A year-and-a-half after the Rising, the rather more successful Russian Revolution took place and Radek became a senior figure in the Soviet administration, before falling foul of the dictator Joseph Stalin and meeting his death in a prison camp.

Radek’s 1916 critique appeared on May 9 and may well have been written a couple of days prior to publication. The executions of the 1916 leaders began on May 3 and continued until the 12th of the month, which didn’t leave him a lot of time to assess the impact of those killings.

The initial reaction of the Irish public to the Rising, certainly on the streets of Dublin, appears to have been largely hostile, but all this changed with the ruthless dispatch of seven signatories to the Proclamation and eight other key figures.
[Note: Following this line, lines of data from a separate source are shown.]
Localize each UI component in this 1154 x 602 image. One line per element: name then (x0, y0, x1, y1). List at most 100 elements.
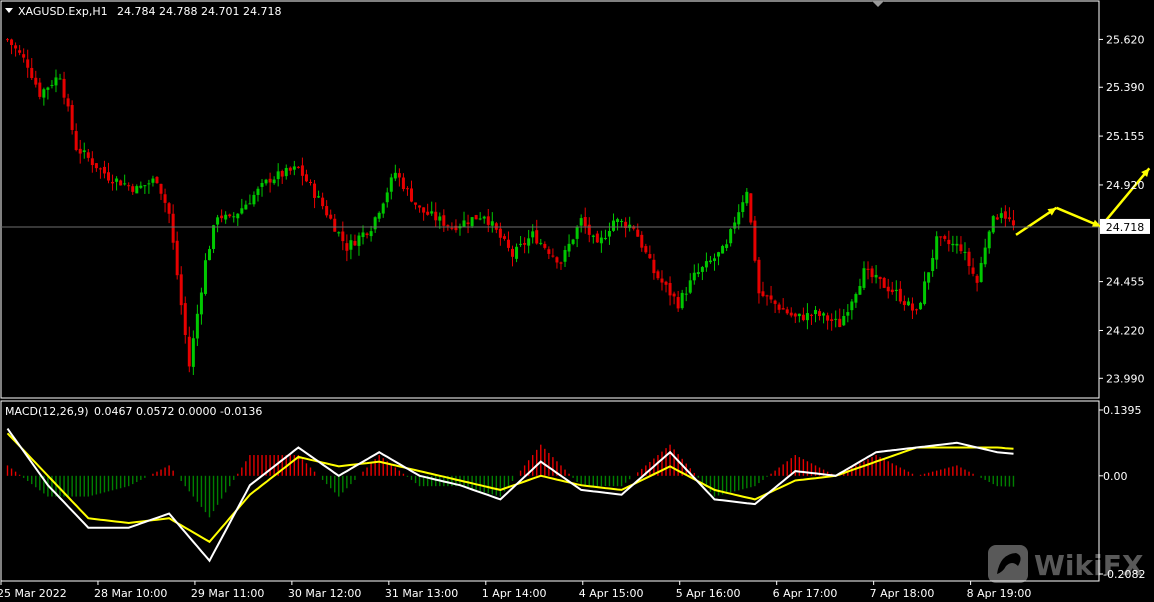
candle (894, 280, 898, 301)
candle (175, 231, 179, 280)
candle (42, 87, 46, 106)
candle (187, 326, 191, 373)
price-chart-window[interactable]: 25.620 25.390 25.155 24.920 24.455 24.220 23.9… (0, 0, 1154, 602)
candle (143, 185, 147, 194)
candle (183, 296, 187, 344)
candle (769, 285, 773, 304)
candle (842, 309, 846, 327)
candle (438, 212, 442, 229)
candle (179, 266, 183, 315)
candle (325, 200, 329, 218)
price-tick-label: 24.455 (1106, 276, 1145, 289)
candle (963, 242, 967, 261)
candle (612, 213, 615, 232)
candle (971, 258, 975, 277)
candle (652, 253, 656, 280)
candle (991, 214, 995, 235)
candle (967, 247, 971, 275)
candle (377, 211, 381, 223)
candle (595, 230, 599, 243)
candle (482, 215, 486, 224)
candle (426, 203, 430, 216)
candle (620, 218, 624, 228)
candle (14, 42, 18, 57)
time-tick-label: 5 Apr 16:00 (676, 587, 741, 600)
candle (232, 212, 236, 223)
candle (54, 69, 58, 93)
time-tick-label: 6 Apr 17:00 (773, 587, 838, 600)
time-tick-label: 29 Mar 11:00 (191, 587, 264, 600)
candle (587, 217, 591, 243)
candle (834, 310, 838, 328)
price-tick-label: 24.220 (1106, 324, 1145, 337)
candle (785, 306, 789, 315)
candle (995, 214, 999, 221)
candle (935, 231, 939, 269)
candle (139, 181, 143, 189)
scroll-marker-icon[interactable] (872, 1, 884, 7)
candle (30, 58, 34, 80)
candle (854, 292, 858, 308)
candle (381, 202, 385, 218)
candle (616, 217, 620, 231)
candle (272, 176, 276, 185)
candle (591, 234, 595, 244)
candle (212, 224, 216, 254)
candle (979, 256, 983, 283)
time-tick-label: 4 Apr 15:00 (579, 587, 644, 600)
time-tick-label: 25 Mar 2022 (0, 587, 67, 600)
candle (644, 243, 648, 254)
candle (838, 308, 842, 328)
candle (850, 299, 854, 320)
candle (474, 214, 478, 220)
candle (607, 222, 611, 245)
candle (329, 209, 333, 220)
time-tick-label: 28 Mar 10:00 (94, 587, 167, 600)
candle (543, 241, 547, 250)
candle (951, 235, 955, 253)
candle (86, 148, 90, 162)
forecast-arrow (1015, 206, 1058, 236)
candle (393, 164, 397, 182)
candle (603, 229, 607, 241)
candle (131, 183, 135, 195)
candle (656, 269, 660, 281)
candle (511, 245, 514, 267)
time-tick-label: 1 Apr 14:00 (482, 587, 547, 600)
candle (248, 194, 252, 205)
candle (547, 246, 551, 260)
candle (195, 304, 199, 346)
candle (927, 272, 931, 290)
candle (753, 216, 757, 263)
candle (119, 179, 123, 186)
candle (26, 49, 30, 78)
candle (288, 166, 292, 175)
candle (737, 204, 741, 230)
price-tick-label: 25.155 (1106, 130, 1145, 143)
candle (98, 167, 102, 179)
candle (224, 211, 228, 224)
candle (975, 274, 979, 292)
candle (826, 312, 830, 330)
candle (708, 255, 712, 264)
candle (357, 232, 361, 256)
candle (151, 175, 155, 187)
candle (220, 209, 224, 223)
svg-text:WikiFX: WikiFX (1034, 549, 1144, 582)
candle (317, 190, 321, 199)
candle (244, 200, 248, 210)
candle (216, 214, 220, 233)
candle (159, 183, 163, 200)
candle (252, 191, 256, 207)
candle (470, 216, 474, 229)
candle (999, 207, 1003, 224)
chevron-down-icon[interactable] (5, 8, 13, 13)
candle (446, 224, 450, 231)
candle (983, 238, 987, 268)
candle (268, 172, 272, 193)
candle (502, 233, 506, 241)
candle (1007, 207, 1011, 222)
candle (632, 225, 636, 231)
candle (38, 77, 42, 100)
candle (527, 229, 531, 254)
As W B Yeats put it so eloquently at the time: “A terrible beauty is born.”

A contemporary of Radek’s and fellow-radical, Karl Kautsky, wrote that “the spirit of militarism” had become dominant in the British government because of the First World War and this led to “stupid, pig-headed and sordid” decisions such as the 1916 executions. Far from extinguishing the spirit of rebellion, those killings “enabled it to blaze up to its full height”.

Whatever one’s attitude to the Rising, it must be admitted that the Proclamation is a well-written document, with its declaration of intent, “to pursue the happiness and prosperity of the whole nation and of all its parts, cherishing all the children of the nation equally, and oblivious of the differences carefully fostered by an alien government, which have divided a minority from the majority in the past”.

For all his devotion to the “sweet and kingly tongue of the Gael”, that fellow Pearse (aided perhaps on this occasion by Connolly) had a good grasp of Anglo-Saxon prose.

Turning to the Good Friday Agreement, US politician Nancy Pelosi’s warning that Brexit must not be allowed to damage the accord has attracted much coverage. But the greatest threat to the GFA is the failure of the DUP and Sinn Féín to restore the power-sharing Executive. May 8 is the 12th anniversary of the day Rev Ian Paisley and Martin McGuinness put aside their differences to begin a power-sharing relationship. We need that spirit back again.

The urgency of restoring serious non-violent politics has been underlined by the tragic and violent death last week of the talented young journalist Lyra McKee. Although we were friends on Facebook, I did not really know her personally but always admired her work and her courage. It is sad beyond words that such a dynamic life-force has been taken from us, but her spirit and memory will remain with us still.